Despite the grisly appearance of this doomed beast, Radcliffe admitted warming to the curious creature. "When you hear about people who work with the Muppets, you don't talk to the puppeteers; you talk to the Muppets after a while," he said. "It was sort of similar for me with Gordon. Like I'd go up to him and like do something to him. The guys operating him, would see that I was doing something, so they'd make him respond. At which point, you completely forget that there's three guys in a box operating this. And you start interacting with it. It was one of my favorite animatronic creature effects I've ever seen."

All about the "pus-in-the-mouth" scene

There's one particularly bonkers scene that Radcliffe and McAvoy have been teasing for months now. They talked about it at Comic-Con International, and referred to it on "Today," causing host Savannah Guthrie to blush. So we wanted to know how a scene as gross, graphic and suggestive as this one developed in a studio movie. "It developed a lot," Radcliffe said with a giggle. "To the horror of our producers," McAvoy concurred.

To set the stage, Victor welcomes a ragged Igor into his grand but decaying London home, and almost immediately tackles him to destroy the hunchback's hump with the use of a giant needle, much wrestling and some rubber hosing. "James kept asking for something that looked like pus that he could put in his mouth," McGuigan began. "I was like, 'Really?'"

"I will also say, this was James' first day on the film," Radcliffe interjected, to which McAvoy nodded with a broad grin.



"He came on set," McGuigan continued, "and he looks at Dan like he does in the film, where he looks and goes, 'OK, you ready?!' It was a bit like that, and I was like, 'Oh, my God. He's going to kill him.' And James is a very physical guy as well. So it was an interesting day. That scene to me sums up the movie in a sense. The physicality, the smart dialogue, the interaction between the two, and the grossness!"

McAvoy added, "For me all the other scenes between Daniel and I seemed really physical on paper. I don't know if it's what Max intended or … whether we brought that. I feel we brought it a bit. I feel like the film needed energy and pace. And you can do that with editing, music and crash-bang-wallop. But I felt like we needed to provide that energy as well, physically. … The siphoning off of his hump, that was in the script. But the actual idea of siphoning off what the hump contained -- in terms of what people sometimes do with gasoline -- that was something that I think I mentioned to you [McGuigan] in New York. I was like, 'I want to do this! I got this idea.' And you were like, 'All right, cool.' And then I got there the day before for rehearsal, and went to the prop table and was like, 'We need some rubber hosing.' And everyone was like, 'What the fuck is he talking about?' And then everybody kept thinking this is not going to work. And arguably I thought the audience might think, 'Whoa. That didn't work for me.' But we managed to get it to work. And I'm really proud of myself."
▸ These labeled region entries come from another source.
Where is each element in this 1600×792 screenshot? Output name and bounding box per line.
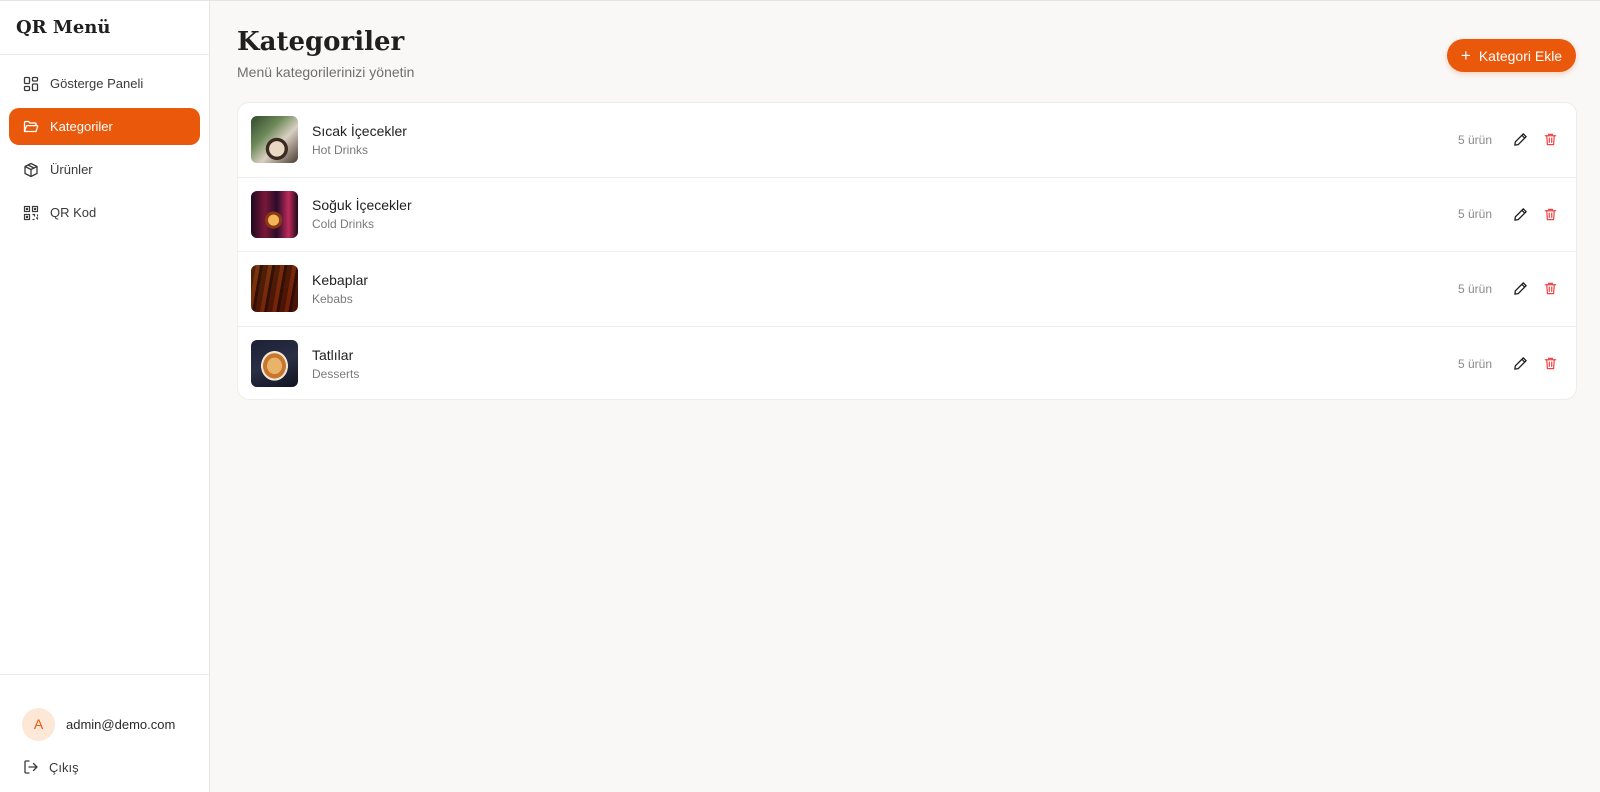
product-count: 5 ürün	[1458, 281, 1493, 296]
delete-icon[interactable]	[1541, 131, 1559, 149]
edit-icon[interactable]	[1511, 280, 1529, 298]
delete-icon[interactable]	[1541, 205, 1559, 223]
page-subtitle: Menü kategorilerinizi yönetin	[237, 64, 415, 80]
folder-icon	[23, 119, 39, 135]
top-divider	[0, 0, 1600, 1]
sidebar-item-categories[interactable]: Kategoriler	[9, 108, 200, 145]
delete-icon[interactable]	[1541, 280, 1559, 298]
category-image-hot-drinks	[251, 116, 298, 164]
sidebar-item-label: Ürünler	[50, 162, 93, 177]
category-name-en: Desserts	[312, 366, 360, 381]
category-row[interactable]: Sıcak İçecekler Hot Drinks 5 ürün	[238, 103, 1576, 178]
category-row[interactable]: Kebaplar Kebabs 5 ürün	[238, 252, 1576, 327]
avatar: A	[22, 707, 55, 741]
category-name-en: Kebabs	[312, 291, 353, 306]
plus-icon: +	[1460, 46, 1471, 65]
sidebar-item-qr-code[interactable]: QR Kod	[9, 194, 200, 231]
add-category-label: Kategori Ekle	[1478, 47, 1563, 64]
category-name: Kebaplar	[312, 271, 369, 288]
dashboard-icon	[23, 76, 39, 92]
user-email: admin@demo.com	[66, 716, 176, 732]
category-image-cold-drinks	[251, 190, 298, 238]
sidebar-item-label: QR Kod	[50, 205, 97, 220]
page-title: Kategoriler	[237, 27, 405, 57]
category-list: Sıcak İçecekler Hot Drinks 5 ürün Soğuk …	[237, 102, 1577, 400]
category-name: Tatlılar	[312, 346, 354, 363]
logout-button[interactable]: Çıkış	[0, 759, 209, 775]
category-name-en: Cold Drinks	[312, 217, 375, 232]
category-name: Soğuk İçecekler	[312, 197, 412, 214]
edit-icon[interactable]	[1511, 205, 1529, 223]
product-count: 5 ürün	[1458, 207, 1493, 222]
sidebar-nav: Gösterge Paneli Kategoriler Ürünler QR K…	[0, 55, 209, 231]
qr-icon	[23, 205, 39, 221]
sidebar-item-label: Kategoriler	[50, 119, 113, 134]
edit-icon[interactable]	[1511, 355, 1529, 373]
logout-label: Çıkış	[49, 759, 79, 775]
add-category-button[interactable]: + Kategori Ekle	[1447, 39, 1576, 72]
sidebar-item-dashboard[interactable]: Gösterge Paneli	[9, 65, 200, 102]
category-name-en: Hot Drinks	[312, 142, 369, 157]
sidebar-item-label: Gösterge Paneli	[50, 76, 144, 91]
category-row[interactable]: Soğuk İçecekler Cold Drinks 5 ürün	[238, 178, 1576, 252]
category-image-kebabs	[251, 265, 298, 313]
category-image-desserts	[251, 340, 298, 388]
package-icon	[23, 162, 39, 178]
user-profile: A admin@demo.com	[0, 675, 209, 751]
app-brand: QR Menü	[0, 1, 209, 55]
sidebar-item-products[interactable]: Ürünler	[9, 151, 200, 188]
edit-icon[interactable]	[1511, 131, 1529, 149]
product-count: 5 ürün	[1458, 132, 1493, 147]
category-row[interactable]: Tatlılar Desserts 5 ürün	[238, 327, 1576, 400]
category-name: Sıcak İçecekler	[312, 122, 407, 139]
delete-icon[interactable]	[1541, 355, 1559, 373]
sidebar-footer: A admin@demo.com Çıkış	[0, 674, 209, 775]
product-count: 5 ürün	[1458, 356, 1493, 371]
logout-icon	[23, 759, 39, 775]
sidebar: QR Menü Gösterge Paneli Kategoriler Ürün…	[0, 1, 210, 792]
And the line where Victor bellows to the panting Igor, "I'm about to pull out!" McAvoy said, "Oh, that was all me. There's a lot of made-up shit in every movie. You don't necessarily talk about it. … For every one line you make up that gets in it, there's like 15 that get cut because they'd be terribly over-egging the pudding. But sometimes you need to add those things -- even if they're wrong -- to kind of land what is right about the script."

"It's also a good day for me when you make all of the Fox producers very nervous. They were great by the way," McGuigan admitted, "but they did pull me aside and say, 'Is he going to do that the whole time?' Yeah. That's the way we're going to do it. Because, you know, he's quite literally humping Dan at one point. It was like, 'OK, this is an interesting dynamic.'"

"It was so great," Radcliffe agreed., "I just remember the paling faces of producers as I walked on set. ... here's a making-of featurette about "South Park" with a line where Trey Parker said, 'We always know we're doing really well when our producers look terrified.' That's a good rule of thumb!"

"Victor Frankenstein" opens Wednesday nationwide.